È notte ed è molto tardi, qualcuno che attorno sta suonando “La vie en rose”; è la maniera francese per dire sto guardando il mondo con degli occhiali colorati di rosa. Ed è esattamente quello che provo io adesso. Ho imparato tante cose qui e non soltanto come si fa il canard à l’orange o la crème à la cichy, ma una ricetta più importante. Ho imparato a vivere. Ho imparato a essere qualcosa di questo mondo che ci circonda, senza stare lì in disparte a guardare.
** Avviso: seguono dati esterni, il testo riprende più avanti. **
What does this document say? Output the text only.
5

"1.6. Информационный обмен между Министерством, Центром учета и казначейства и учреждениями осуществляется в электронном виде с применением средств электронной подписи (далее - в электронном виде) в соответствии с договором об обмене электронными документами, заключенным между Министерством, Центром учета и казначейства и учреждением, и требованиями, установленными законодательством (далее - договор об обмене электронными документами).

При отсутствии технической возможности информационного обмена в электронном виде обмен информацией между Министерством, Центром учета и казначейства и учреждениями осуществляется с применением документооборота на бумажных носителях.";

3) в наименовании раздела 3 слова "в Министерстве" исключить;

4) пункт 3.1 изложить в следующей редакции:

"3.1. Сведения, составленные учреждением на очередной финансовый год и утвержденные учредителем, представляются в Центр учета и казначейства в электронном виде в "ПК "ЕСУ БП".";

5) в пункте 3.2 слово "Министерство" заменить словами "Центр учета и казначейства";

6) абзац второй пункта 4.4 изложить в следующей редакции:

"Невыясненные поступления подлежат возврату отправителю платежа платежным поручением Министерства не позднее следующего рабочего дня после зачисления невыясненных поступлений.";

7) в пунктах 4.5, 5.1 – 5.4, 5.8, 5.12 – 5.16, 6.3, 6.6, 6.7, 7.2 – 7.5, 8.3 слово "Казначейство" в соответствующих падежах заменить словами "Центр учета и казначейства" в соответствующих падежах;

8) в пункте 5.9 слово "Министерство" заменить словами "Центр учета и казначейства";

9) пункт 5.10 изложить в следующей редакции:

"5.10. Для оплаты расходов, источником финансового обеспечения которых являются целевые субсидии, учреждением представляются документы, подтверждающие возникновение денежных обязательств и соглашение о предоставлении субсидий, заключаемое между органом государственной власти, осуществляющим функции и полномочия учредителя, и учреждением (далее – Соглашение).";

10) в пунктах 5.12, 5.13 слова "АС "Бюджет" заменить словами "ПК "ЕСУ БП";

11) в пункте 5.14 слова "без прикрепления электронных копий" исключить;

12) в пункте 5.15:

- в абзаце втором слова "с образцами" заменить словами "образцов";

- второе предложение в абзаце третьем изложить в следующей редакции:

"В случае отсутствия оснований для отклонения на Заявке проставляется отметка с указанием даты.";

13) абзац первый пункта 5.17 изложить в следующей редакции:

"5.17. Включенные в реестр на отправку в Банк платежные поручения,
Stai pur cert che ormai non la fuggirò più la vita, e neanche l’amore. 

Ancora nella grazia vocale di Sabrina, nel verso di un seducente Humphrey Bogart, accade il richiamo al batticuore. È la cantica d’amore più celebre tra gli amanti, il guardiano in gonnella di chiffon della volta parigina nella voce del rossignol: La vie en rose. Il motivo dell’ugola dorata e tragica di Giovanna Gassion, la trama che avvolge il cieco credo degli amanti di tutto il pianeta.
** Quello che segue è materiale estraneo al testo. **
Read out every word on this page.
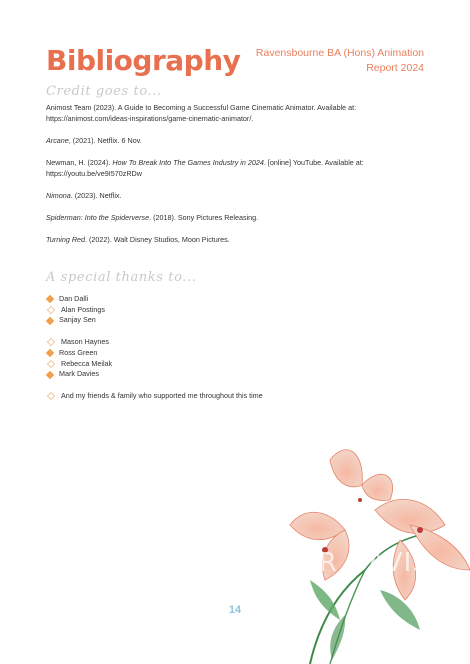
Bibliography Ravensbourne BA (Hons) Animation
Report 2024
Credit goes to...

Animost Team (2023). A Guide to Becoming a Successful Game Cinematic Animator. Available at: https://animost.com/ideas-inspirations/game-cinematic-animator/.

Arcane, (2021). Netflix. 6 Nov.

Newman, H. (2024). How To Break Into The Games Industry in 2024. [online] YouTube. Available at: https://youtu.be/ve9I570zRDw

Nimona. (2023). Netflix.

Spiderman: Into the Spiderverse. (2018). Sony Pictures Releasing.

Turning Red. (2022). Walt Disney Studios, Moon Pictures.

A special thanks to...
Dan Dalli
Alan Postings
Sanjay Sen
Mason Haynes
Ross Green
Rebecca Meilak
Mark Davies
And my friends & family who supported me throughout this time
AR DAVIS
14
Des niuts d’amour a ne plus en finir

un grand Bonheur qui prend sa place

Les ennuis, les chagrins s’affacent

heureux, heureux à morir

Quand il me prend dans se bras

il me parle tout bas

Je vois la vie en rose

La vie en rose non è l’unico brano che la “chanteuse realiste” offre al mondo del cinema. Nel 1956 giunge dalle parole di Michel Vaucaire una melodia affrettata da una timbrica nostalgica ma saldamente vigorosa: Non, je ne regrette rien. Le note trattengono il ritratto della complessa esistenza della cantante. Malinconica sonata, ripresa in dimensione “meta-musicale” anche dal gruppo metal tedesco Ramstein nella loro Frühling in Paris. La durezza della lingua tedesca si assottiglia in quella francese e nella liturgia di una primavera parigina, dentro un grido di labbra e carne, nulla si rimpiange di un sentimento tormentato. 
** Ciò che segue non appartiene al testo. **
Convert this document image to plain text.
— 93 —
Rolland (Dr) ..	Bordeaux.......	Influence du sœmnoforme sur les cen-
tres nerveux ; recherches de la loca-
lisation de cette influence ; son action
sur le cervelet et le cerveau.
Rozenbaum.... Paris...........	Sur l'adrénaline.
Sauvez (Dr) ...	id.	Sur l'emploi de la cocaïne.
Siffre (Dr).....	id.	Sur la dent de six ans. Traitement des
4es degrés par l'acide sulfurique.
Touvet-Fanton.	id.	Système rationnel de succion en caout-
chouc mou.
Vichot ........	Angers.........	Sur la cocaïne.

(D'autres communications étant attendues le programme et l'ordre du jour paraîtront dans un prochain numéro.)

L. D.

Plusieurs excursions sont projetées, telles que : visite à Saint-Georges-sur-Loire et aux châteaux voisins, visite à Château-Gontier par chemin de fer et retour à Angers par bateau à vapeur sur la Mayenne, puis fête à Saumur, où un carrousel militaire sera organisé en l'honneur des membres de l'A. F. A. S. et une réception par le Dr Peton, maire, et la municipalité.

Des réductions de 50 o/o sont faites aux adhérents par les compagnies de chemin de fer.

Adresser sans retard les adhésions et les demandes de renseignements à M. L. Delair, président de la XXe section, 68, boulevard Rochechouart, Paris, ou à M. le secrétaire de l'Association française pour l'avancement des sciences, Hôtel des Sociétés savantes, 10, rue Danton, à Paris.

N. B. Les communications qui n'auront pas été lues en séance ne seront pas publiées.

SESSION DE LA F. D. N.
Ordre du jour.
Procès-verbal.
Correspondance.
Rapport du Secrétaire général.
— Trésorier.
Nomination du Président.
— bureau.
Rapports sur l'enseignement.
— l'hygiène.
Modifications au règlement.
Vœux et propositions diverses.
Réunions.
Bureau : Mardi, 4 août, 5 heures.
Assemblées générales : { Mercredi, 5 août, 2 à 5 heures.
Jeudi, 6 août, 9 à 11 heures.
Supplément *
In Inception, pellicola firmata da Cristopher Nolan, Non, je ne regrette rien disegna una sorta di metronomo onirico: il “calcio” diretto all’allucinazione che riporta nella realtà, morire nel sogno della Piaf e destare la vita nella malombra dell’usignolo. Da ultimo la Francia, Parigi e il verso romantico scandiscono un film di azione mentale, a tratti gemicante di elementi eccessivi, alla maniera di una tregua anche per l’occhio che guarda. Si compie sulla soglia di The Dreamers, marcatura anacronistica quanto simbolica di un passato presumibilmente sbagliato. Temporalità avulsa dal rammarico, stacco nostalgico che sottolinea i titoli di coda: allegoria di una fine che è già nuovo inizio. E infine si resta al cospetto del film La vie en rose, di Oliver Dahan (2007). La Piaf, magistralmente interpretata da Marillon Cotillard che si accaparrra un meritato Oscar come attrice protagonista. 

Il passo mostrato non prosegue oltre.